Commits larger than 5 MB or more than a few hundred rows don't provide extra benefit, and they risk exceeding the Cloud Spanner limits on commit size and mutations per commit.
Guidelines for secondary indexes
If your database has secondary indexes, you must choose between adding the indexes to the database schema before or after loading the table data.
- If you are adding tens of millions of rows or more, it is generally faster to add an index after the table data is loaded rather than load the table data and fill the index at the same time.

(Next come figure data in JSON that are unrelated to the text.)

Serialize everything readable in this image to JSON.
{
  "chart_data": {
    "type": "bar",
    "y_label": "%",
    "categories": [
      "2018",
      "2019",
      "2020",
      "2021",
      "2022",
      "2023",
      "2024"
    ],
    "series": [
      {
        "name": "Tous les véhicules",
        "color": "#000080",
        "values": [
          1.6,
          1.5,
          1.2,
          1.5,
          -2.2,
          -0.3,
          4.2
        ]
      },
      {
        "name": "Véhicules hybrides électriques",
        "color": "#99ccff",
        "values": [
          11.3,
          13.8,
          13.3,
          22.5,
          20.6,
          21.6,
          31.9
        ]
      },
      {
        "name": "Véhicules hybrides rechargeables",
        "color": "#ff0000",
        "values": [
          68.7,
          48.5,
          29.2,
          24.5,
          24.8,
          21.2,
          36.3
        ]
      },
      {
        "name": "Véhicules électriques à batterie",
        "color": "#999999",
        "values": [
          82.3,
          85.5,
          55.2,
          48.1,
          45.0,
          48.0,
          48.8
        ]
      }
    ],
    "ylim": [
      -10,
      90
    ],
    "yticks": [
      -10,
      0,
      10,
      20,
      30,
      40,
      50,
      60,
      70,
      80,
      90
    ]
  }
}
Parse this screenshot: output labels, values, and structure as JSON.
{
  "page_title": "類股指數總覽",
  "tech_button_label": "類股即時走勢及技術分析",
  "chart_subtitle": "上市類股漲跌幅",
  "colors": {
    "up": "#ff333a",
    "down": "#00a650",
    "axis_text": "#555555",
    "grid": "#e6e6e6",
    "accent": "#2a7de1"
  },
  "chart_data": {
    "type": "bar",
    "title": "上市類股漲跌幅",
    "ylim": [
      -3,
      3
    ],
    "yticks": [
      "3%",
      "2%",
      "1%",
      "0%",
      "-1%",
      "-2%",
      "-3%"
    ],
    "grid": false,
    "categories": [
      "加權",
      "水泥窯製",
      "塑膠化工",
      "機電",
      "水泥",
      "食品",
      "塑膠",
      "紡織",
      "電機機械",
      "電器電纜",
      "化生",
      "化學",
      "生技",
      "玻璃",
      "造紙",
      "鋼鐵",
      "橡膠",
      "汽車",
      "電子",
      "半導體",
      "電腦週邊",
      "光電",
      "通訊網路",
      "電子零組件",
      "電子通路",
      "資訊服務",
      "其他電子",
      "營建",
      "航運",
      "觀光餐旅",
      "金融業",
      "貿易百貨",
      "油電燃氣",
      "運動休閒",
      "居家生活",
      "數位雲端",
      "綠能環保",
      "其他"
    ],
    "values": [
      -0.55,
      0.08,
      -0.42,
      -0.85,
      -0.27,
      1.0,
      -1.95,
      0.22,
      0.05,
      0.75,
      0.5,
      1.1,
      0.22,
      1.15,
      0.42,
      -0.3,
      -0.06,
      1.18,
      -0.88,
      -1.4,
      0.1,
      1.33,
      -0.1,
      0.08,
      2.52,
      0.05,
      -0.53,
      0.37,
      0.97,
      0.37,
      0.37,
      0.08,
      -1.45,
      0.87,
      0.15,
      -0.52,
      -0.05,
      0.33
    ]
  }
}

- If you add the indexes after the data, then you must consider the performance cost of schema changes. As a general rule, you want to limit adding indexes to 3 per day or an average of 21 per week.
- You should measure test loads before making a final choice.
When you are loading a huge amount of data, you will usually get the best performance by creating the indexes before loading the data. If you have fewer than 21 indexes (the recommended weekly maximum), you might consider adding the indexes after loading the data.
To create secondary indexes, Cloud Spanner automatically backfills (populates) the indexes using a background process. Splits for a secondary index typically live on different servers from the table itself. Multiple servers are involved when data is written to a table with a secondary index. As a result, commits to a table with a secondary index use a multi-server commit protocol that adds extra overhead and latency. If your tables do not have secondary indexes when you bulk load your data, fewer servers are involved and bulk write throughput is maximized.
Test and measure the throughput
Predicting throughput can be difficult. We recommend that you test your bulk loading strategy before running the final load. For a detailed example using partitioning and monitoring performance, see Maximizing data load throughput.
Best practices for periodic bulk loading to an existing database
If you are updating an existing database that contains data but does not have any secondary indexes, then the recommendations in this topic still apply.
If you do have secondary indexes, the instructions might yield reasonable performance. Performance depends on how many splits, on average, are involved in your transactions. If throughput drops too low, you can try the following:
- Include a smaller number of mutations in each commit, which might increase throughput.
- If your upload is larger than the total current size of the table being updated, delete your secondary indexes and then add them again after you upload the data. This step is usually not necessary, but it might improve the throughput.
Best practices for importing Avro files
These pages provide information on improving import performance of Avro files:
Best practices for using the Cloud Dataflow connector
For performance tips on using the Cloud Dataflow connector, see Writing to Cloud Spanner and transforming data.